Cookbook (Python code examples)
Getting a Soup from a URL
A useful all-purpose way of reading the contents of a webpage.
It does two important things, beyond a simple URL open:
- Sets the "user_agent"
- Handles redirection
Uses urllib2.Request to set the "user_agent" string -- in this way the request will appear to be coming from a browser (A Linux version of Firefox in the example given below... but this could be changed to whatever). Some sites attempt to block "bots" by rejecting requests if the user-agent (browser) is not recognizied.
The urllib2.urlopen function deals with eventual redirection to a different page location, which is why the function returns both the soup and the "actual" URL. This "realurl" should be used in any subsequent substitution / absolutizing of URLs inside the page as this is where the page actually is.
def opensoup (url):
"""
returns (page, actualurl)
sets user_agent and resolves possible redirection
realurl maybe different than url in the case of a redirect
"""
request = urllib2.Request(url)
user_agent = "Mozilla/5.0 (X11; U; Linux i686; en-US; rv:1.8.1.14) Gecko/20080418 Ubuntu/7.10 (gutsy) Firefox/2.0.0.14"
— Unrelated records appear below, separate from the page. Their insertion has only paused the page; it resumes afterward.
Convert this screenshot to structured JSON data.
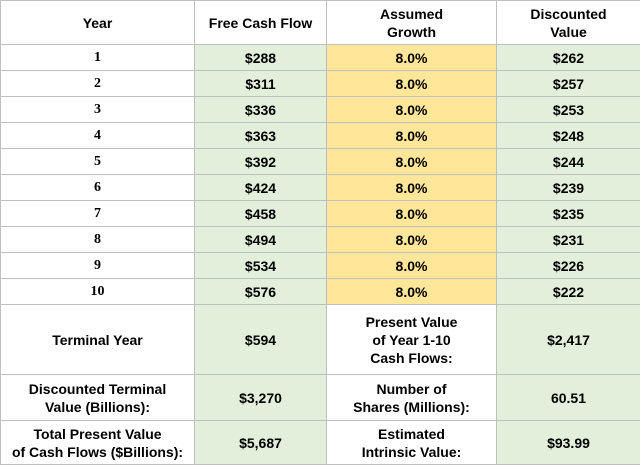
{
  "headers": {
    "year": "Year",
    "fcf": "Free Cash Flow",
    "growth": "Assumed\nGrowth",
    "discounted": "Discounted\nValue"
  },
  "rows": [
    {
      "year": "1",
      "fcf": "$288",
      "growth": "8.0%",
      "discounted": "$262"
    },
    {
      "year": "2",
      "fcf": "$311",
      "growth": "8.0%",
      "discounted": "$257"
    },
    {
      "year": "3",
      "fcf": "$336",
      "growth": "8.0%",
      "discounted": "$253"
    },
    {
      "year": "4",
      "fcf": "$363",
      "growth": "8.0%",
      "discounted": "$248"
    },
    {
      "year": "5",
      "fcf": "$392",
      "growth": "8.0%",
      "discounted": "$244"
    },
    {
      "year": "6",
      "fcf": "$424",
      "growth": "8.0%",
      "discounted": "$239"
    },
    {
      "year": "7",
      "fcf": "$458",
      "growth": "8.0%",
      "discounted": "$235"
    },
    {
      "year": "8",
      "fcf": "$494",
      "growth": "8.0%",
      "discounted": "$231"
    },
    {
      "year": "9",
      "fcf": "$534",
      "growth": "8.0%",
      "discounted": "$226"
    },
    {
      "year": "10",
      "fcf": "$576",
      "growth": "8.0%",
      "discounted": "$222"
    }
  ],
  "summary": {
    "terminal_year_label": "Terminal Year",
    "terminal_year_value": "$594",
    "pv_label": "Present Value\nof Year 1-10\nCash Flows:",
    "pv_value": "$2,417",
    "discounted_terminal_label": "Discounted Terminal\nValue (Billions):",
    "discounted_terminal_value": "$3,270",
    "shares_label": "Number of\nShares (Millions):",
    "shares_value": "60.51",
    "total_pv_label": "Total Present Value\nof Cash Flows ($Billions):",
    "total_pv_value": "$5,687",
    "intrinsic_label": "Estimated\nIntrinsic Value:",
    "intrinsic_value": "$93.99"
  },
  "colors": {
    "green": "#e2efda",
    "yellow": "#ffe699",
    "border": "#bfbfbf"
  }
}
request.add_header("User-Agent", user_agent)
pagefile=urllib2.urlopen(request)
soup=BeautifulSoup.BeautifulSoup(pagefile)
realurl = pagefile.geturl()
pagefile.close()
return (soup, realurl)
Example Usage
import urllib2, BeautifulSoup
def opensoup (url):
"""
returns (page, actualurl)
sets user_agent and resolves possible redirection
realurl maybe different than url in the case of a redirect
"""
request = urllib2.Request(url)
user_agent = "Mozilla/5.0 (X11; U; Linux i686; en-US; rv:1.8.1.14) Gecko/20080418 Ubuntu/7.10 (gutsy) Firefox/2.0.0.14"
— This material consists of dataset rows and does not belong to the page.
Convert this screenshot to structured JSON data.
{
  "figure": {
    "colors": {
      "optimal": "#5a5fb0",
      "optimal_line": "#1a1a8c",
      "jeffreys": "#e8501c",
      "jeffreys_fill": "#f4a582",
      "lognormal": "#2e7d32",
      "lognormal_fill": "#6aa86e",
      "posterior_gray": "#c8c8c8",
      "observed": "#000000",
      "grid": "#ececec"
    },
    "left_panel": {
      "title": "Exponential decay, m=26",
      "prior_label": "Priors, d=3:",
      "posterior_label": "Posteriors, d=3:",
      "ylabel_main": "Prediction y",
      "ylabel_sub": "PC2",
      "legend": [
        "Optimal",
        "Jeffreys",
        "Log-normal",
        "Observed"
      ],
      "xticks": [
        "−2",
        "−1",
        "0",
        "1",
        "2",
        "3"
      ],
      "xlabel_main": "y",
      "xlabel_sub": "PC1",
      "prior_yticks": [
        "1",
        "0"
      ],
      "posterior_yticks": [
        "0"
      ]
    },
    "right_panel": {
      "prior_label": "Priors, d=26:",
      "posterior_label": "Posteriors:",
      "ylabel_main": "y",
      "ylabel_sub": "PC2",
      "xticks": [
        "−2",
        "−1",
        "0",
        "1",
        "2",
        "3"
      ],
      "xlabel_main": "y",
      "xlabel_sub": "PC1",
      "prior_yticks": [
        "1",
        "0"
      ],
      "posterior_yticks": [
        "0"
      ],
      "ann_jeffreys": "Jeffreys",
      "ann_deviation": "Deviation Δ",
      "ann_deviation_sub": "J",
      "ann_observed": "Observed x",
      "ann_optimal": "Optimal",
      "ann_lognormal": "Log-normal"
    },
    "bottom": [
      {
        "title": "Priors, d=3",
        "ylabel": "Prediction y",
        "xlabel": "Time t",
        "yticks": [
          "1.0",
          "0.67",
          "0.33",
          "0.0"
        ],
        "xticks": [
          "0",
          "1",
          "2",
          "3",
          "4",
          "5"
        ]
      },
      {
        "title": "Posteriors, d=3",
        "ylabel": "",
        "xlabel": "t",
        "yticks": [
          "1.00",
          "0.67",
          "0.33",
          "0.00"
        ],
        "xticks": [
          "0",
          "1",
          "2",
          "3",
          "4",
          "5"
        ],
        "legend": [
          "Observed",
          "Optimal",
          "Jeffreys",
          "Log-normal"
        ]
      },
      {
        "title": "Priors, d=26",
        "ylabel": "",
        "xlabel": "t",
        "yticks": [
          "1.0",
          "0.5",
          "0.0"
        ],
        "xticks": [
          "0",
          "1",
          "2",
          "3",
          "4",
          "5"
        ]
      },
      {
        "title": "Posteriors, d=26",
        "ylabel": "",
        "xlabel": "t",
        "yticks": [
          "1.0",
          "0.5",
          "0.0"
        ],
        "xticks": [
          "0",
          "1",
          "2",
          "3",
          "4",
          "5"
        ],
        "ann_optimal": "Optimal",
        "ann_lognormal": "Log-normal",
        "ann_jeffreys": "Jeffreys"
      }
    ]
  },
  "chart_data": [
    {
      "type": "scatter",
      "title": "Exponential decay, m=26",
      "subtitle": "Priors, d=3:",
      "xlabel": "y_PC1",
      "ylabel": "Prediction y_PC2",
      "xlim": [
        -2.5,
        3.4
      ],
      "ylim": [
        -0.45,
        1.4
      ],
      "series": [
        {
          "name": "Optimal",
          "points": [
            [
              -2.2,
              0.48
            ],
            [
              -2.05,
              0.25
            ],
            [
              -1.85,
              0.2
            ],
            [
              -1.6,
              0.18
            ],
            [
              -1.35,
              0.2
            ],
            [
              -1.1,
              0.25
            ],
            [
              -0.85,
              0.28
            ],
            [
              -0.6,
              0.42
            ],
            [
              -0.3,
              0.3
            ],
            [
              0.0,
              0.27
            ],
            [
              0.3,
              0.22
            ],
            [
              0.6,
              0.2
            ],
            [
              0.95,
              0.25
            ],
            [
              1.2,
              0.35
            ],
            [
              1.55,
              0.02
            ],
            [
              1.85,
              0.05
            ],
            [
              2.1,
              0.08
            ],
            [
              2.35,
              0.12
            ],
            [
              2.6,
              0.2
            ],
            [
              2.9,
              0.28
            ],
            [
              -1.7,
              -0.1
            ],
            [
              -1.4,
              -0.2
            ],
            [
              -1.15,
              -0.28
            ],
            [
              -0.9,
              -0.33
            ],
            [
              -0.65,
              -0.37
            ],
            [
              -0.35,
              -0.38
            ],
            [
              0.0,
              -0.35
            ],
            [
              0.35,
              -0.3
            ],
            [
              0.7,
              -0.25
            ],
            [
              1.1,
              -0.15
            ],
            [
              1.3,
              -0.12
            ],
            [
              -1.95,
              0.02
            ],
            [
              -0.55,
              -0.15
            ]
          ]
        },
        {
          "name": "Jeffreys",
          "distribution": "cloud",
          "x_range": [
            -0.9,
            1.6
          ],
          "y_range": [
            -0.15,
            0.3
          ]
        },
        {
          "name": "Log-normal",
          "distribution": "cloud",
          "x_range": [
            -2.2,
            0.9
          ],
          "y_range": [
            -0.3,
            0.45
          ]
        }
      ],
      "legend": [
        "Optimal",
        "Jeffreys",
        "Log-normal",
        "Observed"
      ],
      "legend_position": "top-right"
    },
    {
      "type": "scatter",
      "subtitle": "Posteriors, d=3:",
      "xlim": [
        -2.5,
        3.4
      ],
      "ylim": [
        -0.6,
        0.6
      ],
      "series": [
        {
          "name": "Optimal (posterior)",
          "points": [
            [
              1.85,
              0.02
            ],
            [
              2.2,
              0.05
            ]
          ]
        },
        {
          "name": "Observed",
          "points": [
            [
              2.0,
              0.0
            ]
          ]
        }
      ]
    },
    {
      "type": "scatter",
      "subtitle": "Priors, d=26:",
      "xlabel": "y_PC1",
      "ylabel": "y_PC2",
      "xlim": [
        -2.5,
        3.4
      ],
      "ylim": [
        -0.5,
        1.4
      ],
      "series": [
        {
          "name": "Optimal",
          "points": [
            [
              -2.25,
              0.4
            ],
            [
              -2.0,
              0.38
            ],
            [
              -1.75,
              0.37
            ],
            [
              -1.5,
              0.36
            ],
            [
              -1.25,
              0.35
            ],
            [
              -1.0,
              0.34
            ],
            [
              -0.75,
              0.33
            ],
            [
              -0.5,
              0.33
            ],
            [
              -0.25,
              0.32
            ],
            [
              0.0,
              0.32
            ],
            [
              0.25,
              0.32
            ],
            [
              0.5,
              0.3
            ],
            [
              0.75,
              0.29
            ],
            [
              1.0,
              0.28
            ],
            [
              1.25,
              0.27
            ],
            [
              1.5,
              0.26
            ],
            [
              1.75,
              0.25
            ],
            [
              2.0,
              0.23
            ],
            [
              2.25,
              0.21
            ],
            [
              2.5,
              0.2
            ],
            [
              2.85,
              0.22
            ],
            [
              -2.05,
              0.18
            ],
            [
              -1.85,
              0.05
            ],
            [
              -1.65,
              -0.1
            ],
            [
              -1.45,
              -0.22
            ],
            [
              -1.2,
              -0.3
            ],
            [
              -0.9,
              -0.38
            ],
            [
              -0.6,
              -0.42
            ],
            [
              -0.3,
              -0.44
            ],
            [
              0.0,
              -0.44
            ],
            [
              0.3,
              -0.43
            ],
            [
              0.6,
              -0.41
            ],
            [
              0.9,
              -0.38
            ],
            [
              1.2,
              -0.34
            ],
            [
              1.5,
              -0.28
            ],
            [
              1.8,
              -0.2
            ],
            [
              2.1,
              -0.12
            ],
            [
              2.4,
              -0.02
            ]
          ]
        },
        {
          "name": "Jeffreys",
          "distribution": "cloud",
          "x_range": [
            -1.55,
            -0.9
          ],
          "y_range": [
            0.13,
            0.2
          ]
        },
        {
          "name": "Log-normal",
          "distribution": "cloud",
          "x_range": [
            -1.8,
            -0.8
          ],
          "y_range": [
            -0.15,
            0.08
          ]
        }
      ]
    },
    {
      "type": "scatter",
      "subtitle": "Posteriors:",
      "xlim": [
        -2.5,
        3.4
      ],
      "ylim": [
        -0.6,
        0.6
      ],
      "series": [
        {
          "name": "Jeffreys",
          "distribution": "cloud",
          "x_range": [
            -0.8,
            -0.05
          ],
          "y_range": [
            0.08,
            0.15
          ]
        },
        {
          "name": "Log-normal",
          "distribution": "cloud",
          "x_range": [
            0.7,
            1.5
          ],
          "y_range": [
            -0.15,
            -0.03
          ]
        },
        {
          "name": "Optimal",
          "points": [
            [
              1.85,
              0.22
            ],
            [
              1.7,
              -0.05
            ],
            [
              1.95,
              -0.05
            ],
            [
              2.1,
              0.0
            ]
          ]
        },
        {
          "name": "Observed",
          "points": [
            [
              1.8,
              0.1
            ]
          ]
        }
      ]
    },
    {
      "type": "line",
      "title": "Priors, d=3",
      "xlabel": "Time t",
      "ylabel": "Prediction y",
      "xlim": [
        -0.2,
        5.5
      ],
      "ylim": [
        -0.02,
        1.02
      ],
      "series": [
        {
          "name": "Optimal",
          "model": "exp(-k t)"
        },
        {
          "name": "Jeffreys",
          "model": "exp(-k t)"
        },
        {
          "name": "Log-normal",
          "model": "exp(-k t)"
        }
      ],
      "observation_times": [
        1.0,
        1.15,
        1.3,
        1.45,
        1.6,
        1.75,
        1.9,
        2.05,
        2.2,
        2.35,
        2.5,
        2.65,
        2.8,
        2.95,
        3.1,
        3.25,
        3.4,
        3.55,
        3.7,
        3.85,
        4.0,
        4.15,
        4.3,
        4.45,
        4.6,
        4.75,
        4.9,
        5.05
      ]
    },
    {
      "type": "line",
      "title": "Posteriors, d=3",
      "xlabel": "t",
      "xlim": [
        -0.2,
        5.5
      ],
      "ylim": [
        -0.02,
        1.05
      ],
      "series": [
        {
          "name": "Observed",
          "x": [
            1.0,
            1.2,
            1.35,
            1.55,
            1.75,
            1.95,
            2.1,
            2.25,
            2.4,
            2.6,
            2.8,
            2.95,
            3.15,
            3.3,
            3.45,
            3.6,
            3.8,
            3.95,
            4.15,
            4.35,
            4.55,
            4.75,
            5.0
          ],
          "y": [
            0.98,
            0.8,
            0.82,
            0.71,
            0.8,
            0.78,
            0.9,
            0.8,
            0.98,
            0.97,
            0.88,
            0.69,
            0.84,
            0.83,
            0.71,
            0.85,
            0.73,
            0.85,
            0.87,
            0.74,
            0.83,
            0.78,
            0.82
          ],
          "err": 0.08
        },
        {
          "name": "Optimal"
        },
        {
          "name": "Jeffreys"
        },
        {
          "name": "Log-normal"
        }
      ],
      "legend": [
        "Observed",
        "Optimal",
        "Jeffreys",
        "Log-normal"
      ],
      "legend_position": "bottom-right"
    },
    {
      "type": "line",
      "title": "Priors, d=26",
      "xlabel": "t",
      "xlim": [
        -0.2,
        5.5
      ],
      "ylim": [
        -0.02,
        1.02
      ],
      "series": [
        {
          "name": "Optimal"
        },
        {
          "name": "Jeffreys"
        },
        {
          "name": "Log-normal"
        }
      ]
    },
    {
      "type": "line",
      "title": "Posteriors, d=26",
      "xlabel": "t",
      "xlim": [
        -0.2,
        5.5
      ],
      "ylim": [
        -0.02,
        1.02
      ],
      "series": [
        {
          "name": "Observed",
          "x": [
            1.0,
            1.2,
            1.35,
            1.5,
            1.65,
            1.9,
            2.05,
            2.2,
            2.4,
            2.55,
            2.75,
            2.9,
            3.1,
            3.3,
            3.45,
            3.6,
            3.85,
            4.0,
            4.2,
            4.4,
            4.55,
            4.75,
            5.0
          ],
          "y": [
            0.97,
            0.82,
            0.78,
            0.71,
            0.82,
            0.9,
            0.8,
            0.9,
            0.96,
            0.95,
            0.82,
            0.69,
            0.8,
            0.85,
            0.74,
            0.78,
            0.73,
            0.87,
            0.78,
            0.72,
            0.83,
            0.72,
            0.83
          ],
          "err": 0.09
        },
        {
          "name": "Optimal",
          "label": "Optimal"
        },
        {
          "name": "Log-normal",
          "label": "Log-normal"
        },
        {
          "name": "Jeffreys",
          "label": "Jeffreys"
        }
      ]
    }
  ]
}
request.add_header("User-Agent", user_agent)
pagefile=urllib2.urlopen(request)
soup=BeautifulSoup.BeautifulSoup(pagefile)
realurl = pagefile.geturl()
pagefile.close()
return (soup, realurl)
(soup, url) = opensoup("http://pzwart.wdka.hro.nl")
# print soup.prettify()
for link in soup.findAll("a"):
print link
Replace the contents of a tag
A function to replace the contents of a tag:
import BeautifulSoup
soup = BeautifulSoup.BeautifulSoup("<ul><li>one</li><li>two</li></ul>")
def setcontents (tag, val):
# remove previous contents
for c in tag.contents:
c.extract()
# insert the new
tag.insert(0, val)
items = soup.findAll("li")
for item in items:
setcontents(item, "foo")
print soup.prettify()
Wrap one (existing) tag inside of another (newly created) tag
import BeautifulSoup
def wraptag (tag, wrapper):
# <tag>contents</tag> ==> <wrapper><tag>contents</tag></wrapper>
tagIndex = tag.parent.contents.index(tag)
tag.parent.insert(tagIndex, wrapper)
wrapper.insert(0, tag)
# TEST CODE
soup = BeautifulSoup.BeautifulSoup("<ul><li>one</li><li>two</li></ul>")
items = soup.findAll("li")
for item in items:
div = BeautifulSoup.Tag(soup, "div")
wraptag(item, div)
print soup.prettify()
Code Questions
When "absolutizing", how to patch url's in stylesheets.